The strong outlook for wheat prices just got even stronger.
The problem for wheat buyers isn’t just the further dwindling in world inventories of the grain in 2022-23, as the US Department of Agriculture has forecast, but the expectation that this shrinkage will be focused on major exporters (as GrainPriceNews highlighted last week).
India’s announcement that it is to ban wheat shipments only heaps extra pressure on the suppliers still open for business.
Out of India
India – while not itself counted in the major exporter group, given its inconsistent presence on the world market – had been expected to take significant grunt work in trade.

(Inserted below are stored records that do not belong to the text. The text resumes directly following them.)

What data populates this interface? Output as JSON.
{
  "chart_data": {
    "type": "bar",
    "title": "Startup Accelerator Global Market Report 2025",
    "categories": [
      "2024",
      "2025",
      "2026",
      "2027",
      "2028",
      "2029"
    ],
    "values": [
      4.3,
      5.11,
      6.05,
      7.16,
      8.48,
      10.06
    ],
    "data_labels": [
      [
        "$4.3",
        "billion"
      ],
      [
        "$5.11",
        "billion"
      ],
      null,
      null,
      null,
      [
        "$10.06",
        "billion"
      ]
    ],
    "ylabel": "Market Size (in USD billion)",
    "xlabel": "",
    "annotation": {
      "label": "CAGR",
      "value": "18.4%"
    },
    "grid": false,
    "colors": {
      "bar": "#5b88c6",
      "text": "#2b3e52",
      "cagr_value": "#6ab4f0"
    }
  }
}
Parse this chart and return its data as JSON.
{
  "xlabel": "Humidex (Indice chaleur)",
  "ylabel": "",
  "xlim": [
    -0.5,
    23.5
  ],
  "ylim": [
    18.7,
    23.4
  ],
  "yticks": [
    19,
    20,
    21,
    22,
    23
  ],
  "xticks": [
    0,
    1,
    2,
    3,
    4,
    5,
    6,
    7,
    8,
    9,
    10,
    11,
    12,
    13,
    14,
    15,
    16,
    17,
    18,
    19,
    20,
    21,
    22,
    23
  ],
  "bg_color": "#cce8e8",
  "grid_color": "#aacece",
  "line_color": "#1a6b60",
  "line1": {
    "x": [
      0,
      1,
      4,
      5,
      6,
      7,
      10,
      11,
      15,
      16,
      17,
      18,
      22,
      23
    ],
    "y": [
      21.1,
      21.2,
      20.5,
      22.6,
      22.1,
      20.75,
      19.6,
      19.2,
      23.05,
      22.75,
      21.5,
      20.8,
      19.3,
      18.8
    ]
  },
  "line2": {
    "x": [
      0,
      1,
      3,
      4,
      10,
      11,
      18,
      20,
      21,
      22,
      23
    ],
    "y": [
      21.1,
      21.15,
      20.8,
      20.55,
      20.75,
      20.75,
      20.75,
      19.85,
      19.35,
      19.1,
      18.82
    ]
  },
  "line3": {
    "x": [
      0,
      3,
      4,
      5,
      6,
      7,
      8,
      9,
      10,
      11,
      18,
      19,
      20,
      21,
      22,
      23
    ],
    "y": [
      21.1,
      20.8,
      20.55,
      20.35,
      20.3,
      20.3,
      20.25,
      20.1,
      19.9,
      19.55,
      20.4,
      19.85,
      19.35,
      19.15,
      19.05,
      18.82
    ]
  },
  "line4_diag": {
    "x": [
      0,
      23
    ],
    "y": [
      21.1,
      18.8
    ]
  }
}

Its exports would in 2022-23 have reached 8.5m tonnes, the USDA forecast. (That was based on a harvest estimate of 108.5m tonnes, which many investors consider unrealistic given hostile weather which has pushed with some crop estimates below 100m tonnes).
That lost 8.5m tonnes will likely have a large impact on prices, beyond that which might be considered given that it represents less than 5% of world trade.
Rationing time
It is far too big a volume under the current supply circumstances to ask the major exporters – Argentina, Australia, Canada, the European Union, Russia, Ukraine and the US – to pick up.
Even before India’s announcement, the top exporters were expected to see their stocks tighten over 2022-23 by 0.7 points to the equivalent of 6.8% – representing the snuggest balance sheet since 2007-08, when Chicago wheat futures, the world benchmark, set their record highs.
Taking even half the lost Indian volumes would reduce that ratio to the levels of 15 years ago.
The wheat market needs further to ration demand, which means further upward pressure on prices.
Price outlook
How much pressure depends on factors including the length of India’s export curbs, and how high-profile harvests compare with expectations.
Australia’s production, for instance, might beat the 30.0m tonnes that the USDA foresees, if the current growing conditions set a trend, although the signs are not so supportive for the likes of France and the US.
It also depends on demand factors, including whether fears of a world economic slowdown mount, but also the ability of rival crops, and notably corn, to steal demand for wheat in, for example, livestock rations.
Even since last week’s USDA data, which GrainPriceNews forecast would lead to outperformance of wheat futures over those in rival grains, the Chicago wheat futures’ premium over corn has soared by a further 20%, December basis.
But, with world corn supplies hardly ample, especially before Brazil’s safrinha harvest is in the bag, it looks like wheat futures have further buoyancy ahead. The time will come to make a killing by shorting wheat but, without an economic shock, it still looks beyond the horizon.